Example: Again, $\vec{a} = 2\hat{i} + 3\hat{j}$ and $\vec{b} = \hat{i} + \hat{j}$ . The component of $\vec{a}$ perpendicular to $\vec{b}$ is $(2\hat{i} + 3\hat{j}) - (\frac{5}{2}\hat{i} + \frac{5}{2}\hat{j}) = -\frac{1}{2}\hat{i} + \frac{1}{2}\hat{j}$ .

4. Work Done as Application of Dot Product

Work done is a classic application of the dot product and vector projection. If a force $\vec{F}$ causes a displacement $\vec{d}$ , the work done is the component of the force along the direction of the displacement, multiplied by the magnitude of the displacement.

W = \vec{F} \cdot \vec{d} = |\vec{F}||\vec{d}|\cos{\theta}

Explanation:

$W$ is the work done (a scalar quantity).
$\vec{F}$ is the force vector.
$\vec{d}$ is the displacement vector.
$\theta$ is the angle between the force and displacement vectors.

In other words, the work done is the scalar projection of the force vector onto the displacement vector, multiplied by the magnitude of the displacement. Or, it's the scalar projection of the displacement vector onto the force vector, multiplied by the magnitude of the force.

Example: A force $\vec{F} = 5\hat{i} + 2\hat{j}$ N acts on an object, causing a displacement of $\vec{d} = 3\hat{i} + \hat{j}$ m. The work done is $(5\hat{i} + 2\hat{j}) \cdot (3\hat{i} + \hat{j}) = (5 \times 3) + (2 \times 1) = 15 + 2 = 17 \text{ Joules}$ .
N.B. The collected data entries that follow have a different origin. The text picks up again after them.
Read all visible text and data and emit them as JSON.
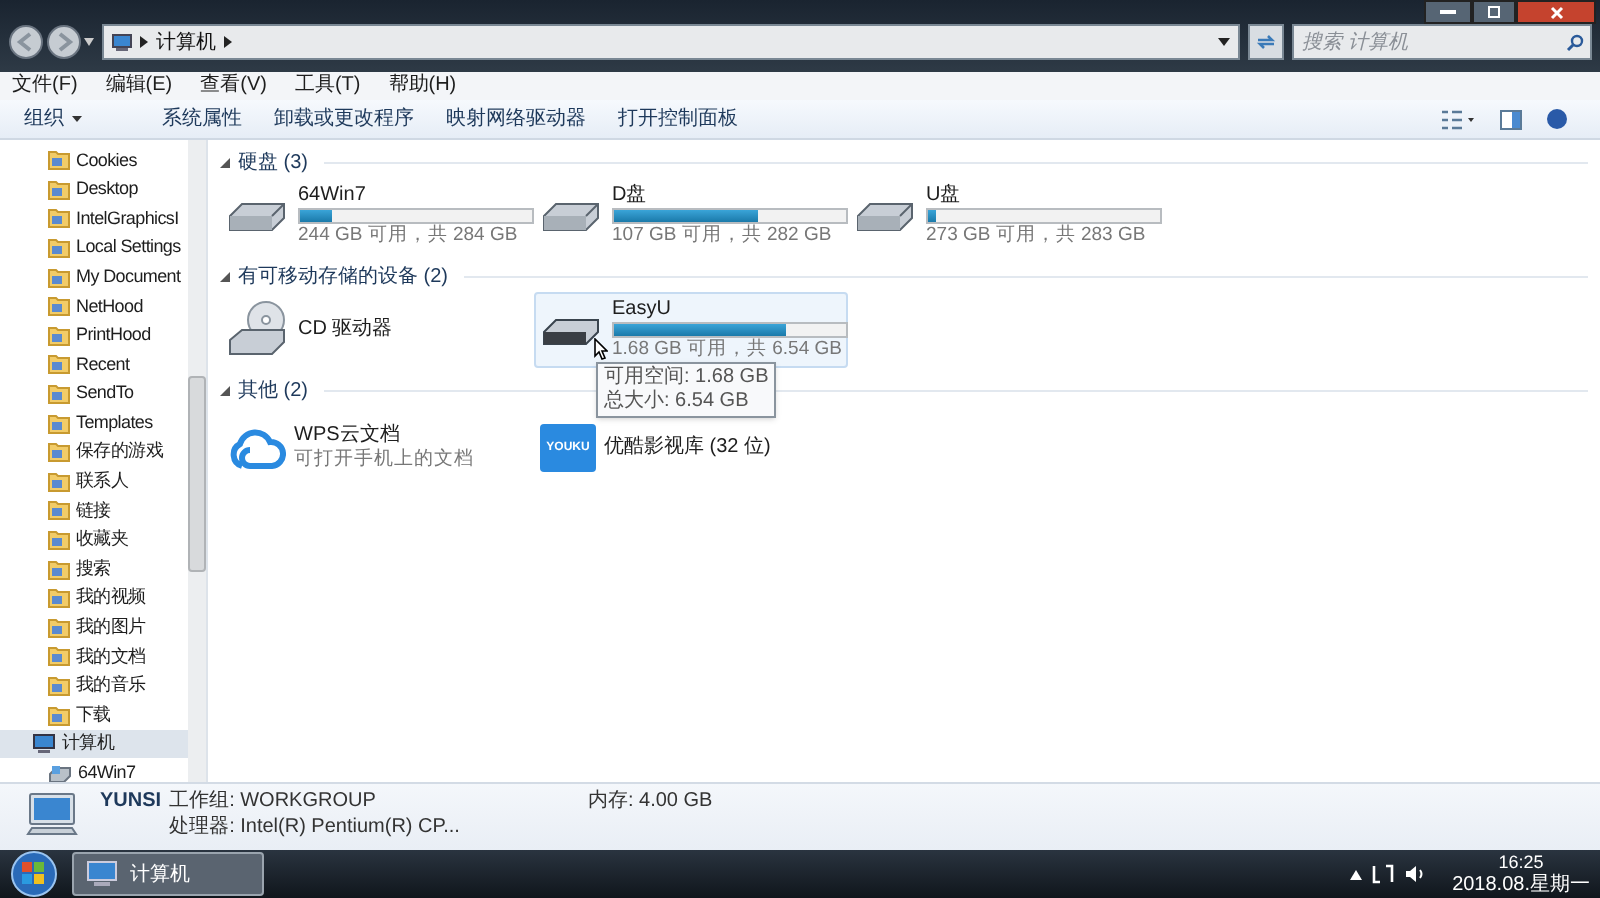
{
  "window": {
    "address_path": [
      "计算机"
    ],
    "search": {
      "placeholder": "搜索 计算机"
    }
  },
  "menu": [
    "文件(F)",
    "编辑(E)",
    "查看(V)",
    "工具(T)",
    "帮助(H)"
  ],
  "toolbar": [
    {
      "label": "组织",
      "kind": "dropdown"
    },
    {
      "label": "系统属性",
      "kind": "button"
    },
    {
      "label": "卸载或更改程序",
      "kind": "button"
    },
    {
      "label": "映射网络驱动器",
      "kind": "button"
    },
    {
      "label": "打开控制面板",
      "kind": "button"
    }
  ],
  "sidebar": {
    "items": [
      {
        "label": "Cookies",
        "kind": "folder",
        "selected": false
      },
      {
        "label": "Desktop",
        "kind": "folder",
        "selected": false
      },
      {
        "label": "IntelGraphicsI",
        "kind": "folder",
        "selected": false
      },
      {
        "label": "Local Settings",
        "kind": "folder",
        "selected": false
      },
      {
        "label": "My Document",
        "kind": "folder",
        "selected": false
      },
      {
        "label": "NetHood",
        "kind": "folder",
        "selected": false
      },
      {
        "label": "PrintHood",
        "kind": "folder",
        "selected": false
      },
      {
        "label": "Recent",
        "kind": "folder",
        "selected": false
      },
      {
        "label": "SendTo",
        "kind": "folder",
        "selected": false
      },
      {
        "label": "Templates",
        "kind": "folder",
        "selected": false
      },
      {
        "label": "保存的游戏",
        "kind": "folder",
        "selected": false
      },
      {
        "label": "联系人",
        "kind": "folder",
        "selected": false
      },
      {
        "label": "链接",
        "kind": "folder",
        "selected": false
      },
      {
        "label": "收藏夹",
        "kind": "folder",
        "selected": false
      },
      {
        "label": "搜索",
        "kind": "folder",
        "selected": false
      },
      {
        "label": "我的视频",
        "kind": "folder",
        "selected": false
      },
      {
        "label": "我的图片",
        "kind": "folder",
        "selected": false
      },
      {
        "label": "我的文档",
        "kind": "folder",
        "selected": false
      },
      {
        "label": "我的音乐",
        "kind": "folder",
        "selected": false
      },
      {
        "label": "下载",
        "kind": "folder",
        "selected": false
      },
      {
        "label": "计算机",
        "kind": "computer",
        "selected": true
      },
      {
        "label": "64Win7",
        "kind": "drive",
        "selected": false
      }
    ]
  },
  "groups": [
    {
      "title": "硬盘 (3)",
      "expanded": true,
      "items": [
        {
          "kind": "drive",
          "name": "64Win7",
          "level": 0.14,
          "info": "244 GB 可用，共 284 GB",
          "selected": false
        },
        {
          "kind": "drive",
          "name": "D盘",
          "level": 0.62,
          "info": "107 GB 可用，共 282 GB",
          "selected": false
        },
        {
          "kind": "drive",
          "name": "U盘",
          "level": 0.035,
          "info": "273 GB 可用，共 283 GB",
          "selected": false
        }
      ]
    },
    {
      "title": "有可移动存储的设备 (2)",
      "expanded": true,
      "items": [
        {
          "kind": "cd",
          "name": "CD 驱动器",
          "selected": false
        },
        {
          "kind": "usb",
          "name": "EasyU",
          "level": 0.74,
          "info": "1.68 GB 可用，共 6.54 GB",
          "selected": true,
          "tooltip": [
            "可用空间: 1.68 GB",
            "总大小: 6.54 GB"
          ]
        }
      ]
    },
    {
      "title": "其他 (2)",
      "expanded": true,
      "items": [
        {
          "kind": "cloud",
          "name": "WPS云文档",
          "info": "可打开手机上的文档",
          "selected": false
        },
        {
          "kind": "youku",
          "name": "优酷影视库 (32 位)",
          "logo": "YOUKU",
          "selected": false
        }
      ]
    }
  ],
  "details": {
    "name": "YUNSI",
    "fields": [
      "工作组: WORKGROUP",
      "内存: 4.00 GB",
      "处理器: Intel(R) Pentium(R) CP..."
    ]
  },
  "taskbar": {
    "tasks": [
      {
        "label": "计算机",
        "selected": true
      }
    ],
    "time": "16:25",
    "date": "2018.08.星期一"
  }
}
Tip: When dealing with projections, always visualize the "shadow" concept. It helps in understanding which component you're calculating. Remember that the dot product is your friend for finding angles and components!

Common Mistake: Forgetting to divide by the magnitude squared ( $|\vec{b}|^2$ ) when calculating the vector projection. Also, confusing scalar and vector projections. Scalar projection is a number, vector projection is a vector!

JEE Trick: Many JEE problems involve finding the minimum or maximum value of the projection. This often involves using trigonometric identities and calculus to optimize the expression $\vec{a} \cdot \vec{b} = |\vec{a}||\vec{b}| \cos{\theta}$ . Look out for these types of questions!

Mastering vector projections is crucial for tackling a wide range of JEE problems. Keep practicing, visualize the concepts, and you'll be well on your way to success! Good luck!